The burned west side of the Gatesville courthouse square is finally moving from a long cleanup phase to demolition, and the first wrecking work is expected to begin with the block that includes A Freedom Bail Bonds and The Gatesville Messenger. City Manager Brad Hunt said city officials have been meeting bi-weekly with property owners as they work through the permits, asbestos controls and access issues needed before crews can start.
The fire that set this in motion broke out about 6:50 p.m. Monday, March 16, on the southwest corner of the square near the Coryell County Sheriff’s Office. It burned into the morning of Tuesday, March 17, and the scene was still smoldering as late as March 24. The blaze destroyed or badly damaged Leaird’s Furniture, A Freedom Bail Bonds, The Gatesville Messenger and Davidson Chiropractic, leaving rubble, blackened walls and twisted steel beams in the middle of downtown Gatesville for months.

The cleanup is not a simple teardown. Hunt said asbestos in some of the buildings means the job must be handled as a wet demolition, with water used to control dust and air quality. Each property owner will pay for demolition on their own building, and the city will not choose the contractor. Crews also will need state permits, city demolition permits and water-meter access from nearby hydrants, while runoff and debris disposal will have to follow state rules. Hunt said landfill options may include Temple or Itasca.
If the schedule holds, work on the A Freedom Bail Bonds building and The Gatesville Messenger structure could begin June 15 and wrap by July 1. Leaird’s demolition would follow after July 4 or in mid-July, depending on how the rest of the project moves. That means the west side of the square will stay disrupted for weeks longer, with closures, noise and hauling traffic continuing while crews handle unstable walls and remove debris.

The stakes run beyond the block itself.
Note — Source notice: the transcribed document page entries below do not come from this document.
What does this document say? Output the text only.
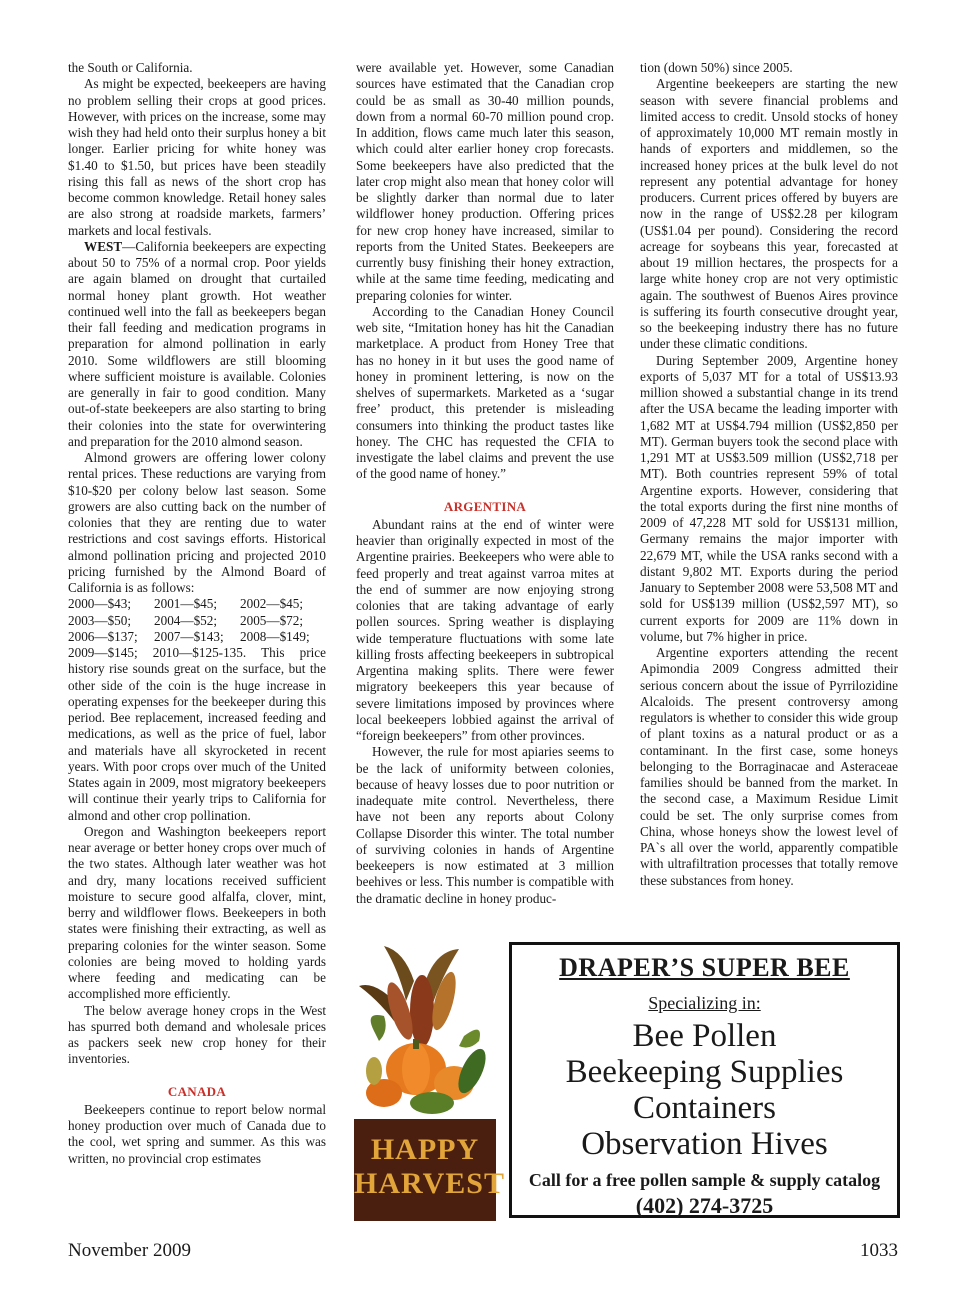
the South or California.

As might be expected, beekeepers are having no problem selling their crops at good prices. However, with prices on the increase, some may wish they had held onto their surplus honey a bit longer. Earlier pricing for white honey was $1.40 to $1.50, but prices have been steadily rising this fall as news of the short crop has become common knowledge. Retail honey sales are also strong at roadside markets, farmers’ markets and local festivals.

WEST—California beekeepers are expecting about 50 to 75% of a normal crop. Poor yields are again blamed on drought that curtailed normal honey plant growth. Hot weather continued well into the fall as beekeepers began their fall feeding and medication programs in preparation for almond pollination in early 2010. Some wildflowers are still blooming where sufficient moisture is available. Colonies are generally in fair to good condition. Many out-of-state beekeepers are also starting to bring their colonies into the state for overwintering and preparation for the 2010 almond season.

Almond growers are offering lower colony rental prices. These reductions are varying from $10-$20 per colony below last season. Some growers are also cutting back on the number of colonies that they are renting due to water restrictions and cost savings efforts. Historical almond pollination pricing and projected 2010 pricing furnished by the Almond Board of California is as follows:

2000—$43;	2001—$45;	2002—$45;
2003—$50;	2004—$52;	2005—$72;
2006—$137;	2007—$143;	2008—$149;

2009—$145; 2010—$125-135. This price history rise sounds great on the surface, but the other side of the coin is the huge increase in operating expenses for the beekeeper during this period. Bee replacement, increased feeding and medications, as well as the price of fuel, labor and materials have all skyrocketed in recent years. With poor crops over much of the United States again in 2009, most migratory beekeepers will continue their yearly trips to California for almond and other crop pollination.

Oregon and Washington beekeepers report near average or better honey crops over much of the two states. Although later weather was hot and dry, many locations received sufficient moisture to secure good alfalfa, clover, mint, berry and wildflower flows. Beekeepers in both states were finishing their extracting, as well as preparing colonies for the winter season. Some colonies are being moved to holding yards where feeding and medicating can be accomplished more efficiently.

The below average honey crops in the West has spurred both demand and wholesale prices as packers seek new crop honey for their inventories.

CANADA

Beekeepers continue to report below normal honey production over much of Canada due to the cool, wet spring and summer. As this was written, no provincial crop estimates

were available yet. However, some Canadian sources have estimated that the Canadian crop could be as small as 30-40 million pounds, down from a normal 60-70 million pound crop. In addition, flows came much later this season, which could alter earlier honey crop forecasts. Some beekeepers have also predicted that the later crop might also mean that honey color will be slightly darker than normal due to later wildflower honey production. Offering prices for new crop honey have increased, similar to reports from the United States. Beekeepers are currently busy finishing their honey extraction, while at the same time feeding, medicating and preparing colonies for winter.

According to the Canadian Honey Council web site, “Imitation honey has hit the Canadian marketplace. A product from Honey Tree that has no honey in it but uses the good name of honey in prominent lettering, is now on the shelves of supermarkets. Marketed as a ‘sugar free’ product, this pretender is misleading consumers into thinking the product tastes like honey. The CHC has requested the CFIA to investigate the label claims and prevent the use of the good name of honey.”

ARGENTINA

Abundant rains at the end of winter were heavier than originally expected in most of the Argentine prairies. Beekeepers who were able to feed properly and treat against varroa mites at the end of summer are now enjoying strong colonies that are taking advantage of early pollen sources. Spring weather is displaying wide temperature fluctuations with some late killing frosts affecting beekeepers in subtropical Argentina making splits. There were fewer migratory beekeepers this year because of severe limitations imposed by provinces where local beekeepers lobbied against the arrival of “foreign beekeepers” from other provinces.

However, the rule for most apiaries seems to be the lack of uniformity between colonies, because of heavy losses due to poor nutrition or inadequate mite control. Nevertheless, there have not been any reports about Colony Collapse Disorder this winter. The total number of surviving colonies in hands of Argentine beekeepers is now estimated at 3 million beehives or less. This number is compatible with the dramatic decline in honey produc-

tion (down 50%) since 2005.

Argentine beekeepers are starting the new season with severe financial problems and limited access to credit. Unsold stocks of honey of approximately 10,000 MT remain mostly in hands of exporters and middlemen, so the increased honey prices at the bulk level do not represent any potential advantage for honey producers. Current prices offered by buyers are now in the range of US$2.28 per kilogram (US$1.04 per pound). Considering the record acreage for soybeans this year, forecasted at about 19 million hectares, the prospects for a large white honey crop are not very optimistic again. The southwest of Buenos Aires province is suffering its fourth consecutive drought year, so the beekeeping industry there has no future under these climatic conditions.

During September 2009, Argentine honey exports of 5,037 MT for a total of US$13.93 million showed a substantial change in its trend after the USA became the leading importer with 1,682 MT at US$4.794 million (US$2,850 per MT). German buyers took the second place with 1,291 MT at US$3.509 million (US$2,718 per MT). Both countries represent 59% of total Argentine exports. However, considering that the total exports during the first nine months of 2009 of 47,228 MT sold for US$131 million, Germany remains the major importer with 22,679 MT, while the USA ranks second with a distant 9,802 MT. Exports during the period January to September 2008 were 53,508 MT and sold for US$139 million (US$2,597 MT), so current exports for 2009 are 11% down in volume, but 7% higher in price.

Argentine exporters attending the recent Apimondia 2009 Congress admitted their serious concern about the issue of Pyrrilozidine Alcaloids. The present controversy among regulators is whether to consider this wide group of plant toxins as a natural product or as a contaminant. In the first case, some honeys belonging to the Borraginacae and Asteraceae families should be banned from the market. In the second case, a Maximum Residue Limit could be set. The only surprise comes from China, whose honeys show the lowest level of PA`s all over the world, apparently compatible with ultrafiltration processes that totally remove these substances from honey.

HAPPY
HARVEST
DRAPER’S SUPER BEE
Specializing in:
Bee Pollen
Beekeeping Supplies
Containers
Observation Hives
Call for a free pollen sample & supply catalog
(402) 274-3725
November 2009	1033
Coryell County Judge Roger A. Miller signed a local disaster declaration on March 17, and the county later extended it because recovery operations were still straining county and city resources. The Gatesville Downtown Historic District was also listed in the National Register of Historic Places in March 2026, covering 12 blocks and 87 resources. With the courthouse, built in 1897-98, still at the center of the square, demolition now marks the first real step toward deciding whether the heart of downtown Gatesville can be rebuilt quickly or whether the fire’s aftermath will keep shaping the square for months more.